Сколько себя помню, я была тесно связана с письменной речью, и она всегда вызывала во мне самые глубокие эмоции. Мой отец научил меня читать с помощью порванного и испачканного экземпляра «Вдохновляющего Учебника Имперского Пехотинца», принадлежавшего его матери (только много позже я поняла, что те пятна на страницах были ее кровью). Повзрослев, я научилась никогда не просить игрушки или сладости, но мама никогда не отказывала мне в новой книге.

Слезы защипали уголки моих глаз, и я медленно выдохнула, чтобы успокоить внезапное волнение от неожиданно нахлынувших воспоминаний о юных годах.

– Впечатляет, когда видишь все это в первый раз, не так ли? – спросил Гаррет Грейлок, появляясь из прохода между двумя полками со стопкой книг.

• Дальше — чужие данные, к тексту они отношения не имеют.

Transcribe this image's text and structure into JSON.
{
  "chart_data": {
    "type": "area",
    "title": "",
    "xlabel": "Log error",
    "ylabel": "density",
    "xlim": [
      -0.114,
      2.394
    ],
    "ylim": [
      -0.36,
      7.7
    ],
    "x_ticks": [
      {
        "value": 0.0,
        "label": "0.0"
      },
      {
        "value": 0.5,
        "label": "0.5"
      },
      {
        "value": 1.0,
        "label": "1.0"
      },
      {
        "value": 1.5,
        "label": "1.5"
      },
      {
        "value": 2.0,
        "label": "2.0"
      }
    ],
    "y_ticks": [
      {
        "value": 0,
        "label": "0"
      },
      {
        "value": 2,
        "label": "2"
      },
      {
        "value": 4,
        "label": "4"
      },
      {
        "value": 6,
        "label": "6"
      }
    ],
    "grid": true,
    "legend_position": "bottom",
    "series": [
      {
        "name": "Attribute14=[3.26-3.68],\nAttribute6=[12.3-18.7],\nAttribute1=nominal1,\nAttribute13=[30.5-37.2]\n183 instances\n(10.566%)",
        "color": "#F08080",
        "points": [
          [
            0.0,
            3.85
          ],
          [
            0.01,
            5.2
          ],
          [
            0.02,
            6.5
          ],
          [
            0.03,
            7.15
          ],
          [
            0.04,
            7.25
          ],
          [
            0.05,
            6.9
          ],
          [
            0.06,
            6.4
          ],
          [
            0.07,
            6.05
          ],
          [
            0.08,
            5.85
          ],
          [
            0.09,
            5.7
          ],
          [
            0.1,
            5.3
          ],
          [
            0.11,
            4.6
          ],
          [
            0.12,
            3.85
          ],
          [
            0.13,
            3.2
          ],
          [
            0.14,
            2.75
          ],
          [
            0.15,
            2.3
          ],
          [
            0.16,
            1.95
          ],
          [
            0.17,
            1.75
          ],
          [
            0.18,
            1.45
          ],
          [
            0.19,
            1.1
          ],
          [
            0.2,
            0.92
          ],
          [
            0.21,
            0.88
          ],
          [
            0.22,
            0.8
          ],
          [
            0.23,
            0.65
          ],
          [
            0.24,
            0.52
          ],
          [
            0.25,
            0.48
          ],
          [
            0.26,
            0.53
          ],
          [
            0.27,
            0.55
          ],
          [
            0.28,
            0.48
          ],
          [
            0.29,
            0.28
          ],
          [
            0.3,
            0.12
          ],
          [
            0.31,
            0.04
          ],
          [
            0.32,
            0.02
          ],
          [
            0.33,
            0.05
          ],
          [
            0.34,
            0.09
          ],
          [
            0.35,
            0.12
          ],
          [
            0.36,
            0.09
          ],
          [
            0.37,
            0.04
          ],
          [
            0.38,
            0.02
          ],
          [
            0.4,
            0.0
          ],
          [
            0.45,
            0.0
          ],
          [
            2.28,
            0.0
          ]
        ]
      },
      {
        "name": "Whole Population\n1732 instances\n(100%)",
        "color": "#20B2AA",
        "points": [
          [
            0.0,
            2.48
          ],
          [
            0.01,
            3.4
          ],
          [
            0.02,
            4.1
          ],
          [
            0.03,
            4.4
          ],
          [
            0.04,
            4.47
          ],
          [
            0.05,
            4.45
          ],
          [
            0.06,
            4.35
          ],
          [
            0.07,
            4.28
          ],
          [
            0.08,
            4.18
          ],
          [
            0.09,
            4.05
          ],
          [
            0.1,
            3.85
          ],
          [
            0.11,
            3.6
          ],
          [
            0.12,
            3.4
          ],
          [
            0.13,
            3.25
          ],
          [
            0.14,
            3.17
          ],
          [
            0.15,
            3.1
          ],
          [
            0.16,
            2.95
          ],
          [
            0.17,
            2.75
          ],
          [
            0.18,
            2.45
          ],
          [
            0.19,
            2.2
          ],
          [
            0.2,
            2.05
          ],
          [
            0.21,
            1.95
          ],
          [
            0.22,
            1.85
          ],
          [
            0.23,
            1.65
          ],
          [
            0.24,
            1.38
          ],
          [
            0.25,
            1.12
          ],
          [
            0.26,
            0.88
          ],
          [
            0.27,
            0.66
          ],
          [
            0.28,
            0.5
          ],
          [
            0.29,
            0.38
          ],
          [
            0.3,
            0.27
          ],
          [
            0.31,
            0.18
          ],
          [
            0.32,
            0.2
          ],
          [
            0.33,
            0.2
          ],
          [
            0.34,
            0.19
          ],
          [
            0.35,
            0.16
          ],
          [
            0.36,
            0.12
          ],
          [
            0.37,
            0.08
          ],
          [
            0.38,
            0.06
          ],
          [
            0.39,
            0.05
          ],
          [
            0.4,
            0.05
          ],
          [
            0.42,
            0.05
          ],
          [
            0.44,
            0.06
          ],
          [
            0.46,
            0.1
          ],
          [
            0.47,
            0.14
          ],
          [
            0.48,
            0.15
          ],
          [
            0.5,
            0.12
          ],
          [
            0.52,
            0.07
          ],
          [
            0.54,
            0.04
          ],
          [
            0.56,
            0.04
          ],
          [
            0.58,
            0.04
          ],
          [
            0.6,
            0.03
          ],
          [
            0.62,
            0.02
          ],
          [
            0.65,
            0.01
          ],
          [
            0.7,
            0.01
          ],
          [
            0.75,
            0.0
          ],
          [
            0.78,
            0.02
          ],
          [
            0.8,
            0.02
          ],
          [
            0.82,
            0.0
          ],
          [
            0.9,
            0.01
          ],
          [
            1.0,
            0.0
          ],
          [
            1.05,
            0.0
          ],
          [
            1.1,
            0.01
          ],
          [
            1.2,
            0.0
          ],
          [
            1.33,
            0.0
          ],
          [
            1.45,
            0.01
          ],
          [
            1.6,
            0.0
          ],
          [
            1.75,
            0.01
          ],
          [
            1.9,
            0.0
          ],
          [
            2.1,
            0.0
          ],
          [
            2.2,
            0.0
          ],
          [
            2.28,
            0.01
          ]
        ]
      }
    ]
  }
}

Он поставил ее в опасной близости от края стола с небрежностью, от которой мой внутренний архивариус возопил в бессильном гневе. Я не знала, что он здесь, и быстро восстановила контроль над своими эмоциями.

Только сейчас я заметила складные упаковочные ящики, сложенные в углу библиотеки. Часть уже была собрана, и быстрый мысленный расчет подсказал мне, что их не хватит даже на то, чтобы вместить крохотную частицу всех книг этой библиотеки.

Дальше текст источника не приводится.